Arrival and Coffee: 9:30 - 10:00
Session 1: 10:00 - 12:15
David Sands (Chalmers University of Technology, Sweden)
Controlled Downgrading based on Intransitive (Non)Interference
Adriana Compagnoni (Stevens Institute of Technology)
Correspondence assertions for process
synchronization in concurrent communications
Mukund Raghavachari (IBM T.J. Watson Research Center)
XJ: The Integration of XML and Java
Lunch: 12:30 - 1:55
Business meeting: 1:55 - 2:00
Session 2: 2:00 - 3:30
Andrew W. Appel (Princeton University)
Foundational Proof-Carrying Code version 2003
Rahul Agarwal (SUNY Stony Brook)
Type Inference for Parameterized Race-Free Java
Joint work with Heiko Mantel, ETH Zurich
Abstract: High-level specification of patterns of communications such as protocols can be modeled elegantly by means of session types. However, a number of examples suggest that session types fall short when finer precision on protocol specification is required. In order to increase the expressiveness of session types, we appeal to the theory of correspondence assertions. The resulting type discipline augments the types of long term channels with effects and thus yields types which may depend on messages read/written earlier within the same session. We prove that evaluation preserves typability and that well-typed processes are safe. Also, we illustrate how the resulting theory allows us to address the shortcomings present in the pure theory of session types.
This is joint work with Eduardo Bonelli and Elsa Gunter.
Abstract: The importance of XML in data integration has led to several efforts to simplify the development of programs that operate on XML data. A common goal of these efforts is to provide higher-level support for XML in programming languages. The subject of this paper is XJ, a research language that integrates XML as a first-class construct into Java. The design goals of XJ distinguish it from other projects that integrate XML into programming languages --- specifically, XJ supports in-place updates of XML data, thus making the composed language truly imperative, and it adheres to XML standards such as XML Schema and XPath.
Abstract: Can one formally prove useful properties of real programs? And if so, would it be worth the trouble?
These questions have been asked for 40 years. By 1980, the answers were fairly clearly established: No, and No.
In the last two decades that there has been enough progress in programming-language design, programming-language semantics, and automated theorem proving, to produce at least one domain in which the answers are Yes, and Yes.

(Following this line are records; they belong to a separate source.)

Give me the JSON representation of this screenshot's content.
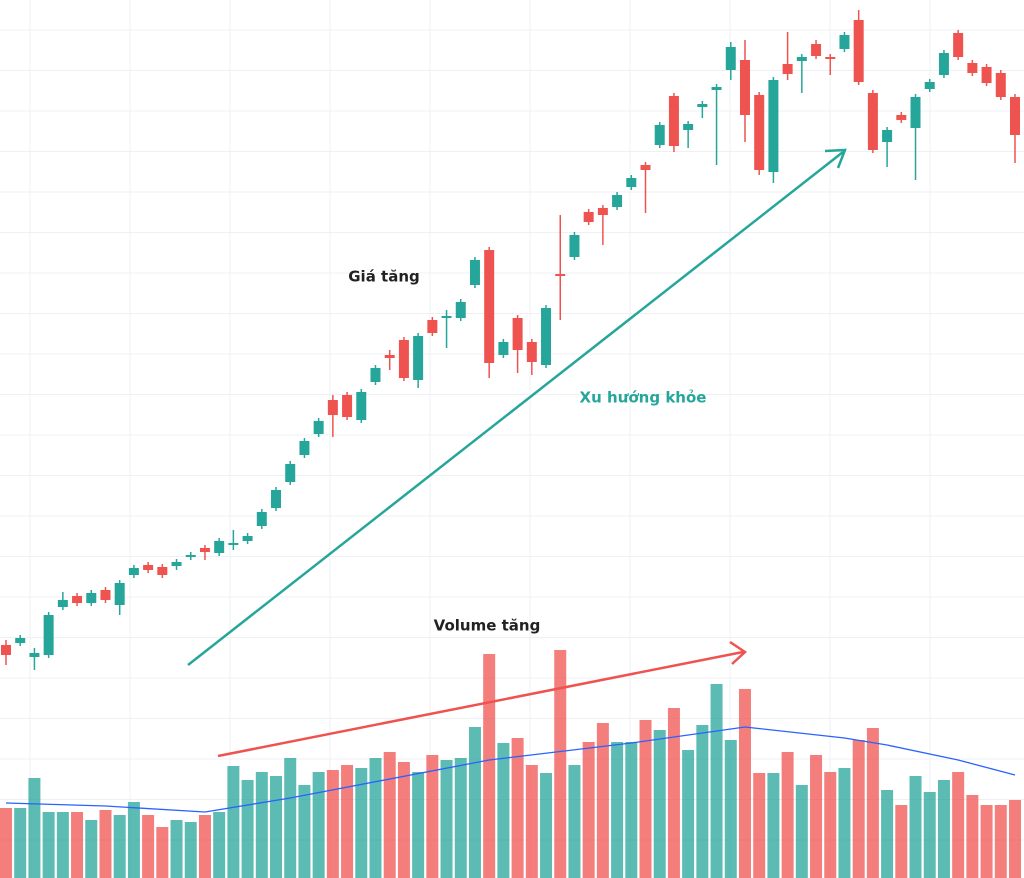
{
  "chart_data": {
    "type": "candlestick",
    "annotations": [
      "Giá tăng",
      "Xu hướng khỏe",
      "Volume tăng"
    ],
    "up_color": "#26a69a",
    "down_color": "#ef5350",
    "ma_color": "#2962ff",
    "ylim": [
      0,
      700
    ],
    "volume_ylim": [
      0,
      240
    ],
    "xlim": [
      0,
      71
    ],
    "open": [
      55,
      57,
      43,
      45,
      93,
      104,
      97,
      110,
      95,
      125,
      135,
      133,
      134,
      143,
      152,
      147,
      155,
      159,
      174,
      192,
      218,
      245,
      266,
      300,
      305,
      280,
      318,
      345,
      360,
      320,
      380,
      382,
      382,
      415,
      450,
      345,
      382,
      358,
      335,
      426,
      443,
      488,
      492,
      493,
      513,
      535,
      555,
      604,
      570,
      593,
      610,
      630,
      640,
      605,
      528,
      636,
      639,
      656,
      643,
      651,
      680,
      607,
      558,
      585,
      572,
      611,
      625,
      667,
      637,
      633,
      627,
      603
    ],
    "high": [
      60,
      65,
      52,
      88,
      108,
      107,
      110,
      113,
      120,
      135,
      138,
      136,
      141,
      148,
      155,
      162,
      170,
      167,
      191,
      213,
      239,
      262,
      282,
      305,
      308,
      311,
      335,
      350,
      363,
      367,
      383,
      390,
      401,
      443,
      453,
      361,
      385,
      361,
      395,
      485,
      468,
      491,
      495,
      508,
      525,
      538,
      578,
      607,
      579,
      599,
      616,
      658,
      660,
      608,
      623,
      668,
      646,
      660,
      646,
      668,
      690,
      610,
      573,
      588,
      606,
      621,
      650,
      670,
      640,
      636,
      630,
      606
    ],
    "low": [
      35,
      54,
      30,
      42,
      90,
      94,
      94,
      97,
      85,
      122,
      127,
      122,
      130,
      140,
      140,
      144,
      150,
      156,
      171,
      189,
      215,
      242,
      263,
      263,
      280,
      277,
      315,
      330,
      319,
      312,
      364,
      352,
      379,
      412,
      322,
      342,
      327,
      325,
      332,
      380,
      440,
      475,
      455,
      490,
      510,
      487,
      552,
      548,
      552,
      582,
      535,
      620,
      558,
      525,
      517,
      620,
      607,
      641,
      625,
      648,
      615,
      547,
      533,
      577,
      520,
      608,
      622,
      640,
      624,
      614,
      600,
      537
    ],
    "close": [
      45,
      62,
      47,
      85,
      100,
      97,
      107,
      100,
      117,
      132,
      130,
      125,
      138,
      145,
      148,
      159,
      157,
      164,
      188,
      210,
      236,
      259,
      279,
      285,
      283,
      308,
      332,
      342,
      322,
      364,
      367,
      384,
      398,
      440,
      337,
      358,
      350,
      338,
      392,
      424,
      465,
      478,
      485,
      505,
      522,
      530,
      575,
      554,
      576,
      596,
      613,
      653,
      585,
      530,
      620,
      626,
      643,
      644,
      641,
      665,
      618,
      550,
      570,
      580,
      603,
      618,
      647,
      643,
      627,
      617,
      603,
      565
    ],
    "volume": [
      70,
      70,
      100,
      66,
      66,
      66,
      58,
      68,
      63,
      76,
      63,
      51,
      58,
      56,
      63,
      66,
      112,
      98,
      106,
      102,
      120,
      93,
      106,
      108,
      113,
      110,
      120,
      126,
      116,
      106,
      123,
      118,
      120,
      151,
      224,
      135,
      140,
      113,
      105,
      228,
      113,
      136,
      155,
      136,
      136,
      158,
      148,
      170,
      128,
      153,
      194,
      138,
      189,
      105,
      105,
      126,
      93,
      123,
      106,
      110,
      138,
      150,
      88,
      73,
      102,
      86,
      98,
      106,
      83,
      73,
      73,
      78
    ],
    "ma": {
      "x": [
        0,
        7,
        14,
        20,
        34,
        44,
        52,
        59,
        62,
        67,
        71
      ],
      "values": [
        75,
        72,
        66,
        80,
        118,
        135,
        151,
        140,
        133,
        118,
        103
      ]
    }
  }
}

The Foundational Proof-Carrying Code project at Princeton is an attempt to specify, prove, and check safety properties of machine-language programs, in a scalable way that can be useful in the real world. I'll explain our approach.
Abstract: We study the type system introduced by Boyapati and Rinard in their paper ``A Parameterized Type System for Race-Free Java Programs'' and try to infer the extra annotations, i.e., the lock types needed by the PRFJ typechecker to determine if the program is race free or not. Boyapati and Rinard use default types and infer local variable owners to automatically annotate some of the lock types, but in practice, the programmer still needs to annotate on the order of 1 in every 25 lines of code. We try to do a more exhaustive annotation of the code. Static inference of annotations requires an expensive points-to and locks-held analysis, so we use runtime techniques, based on the lockset algorithm, in conjunction with some static analysis to infer the lock types.
This is joint work with Scott Stoller.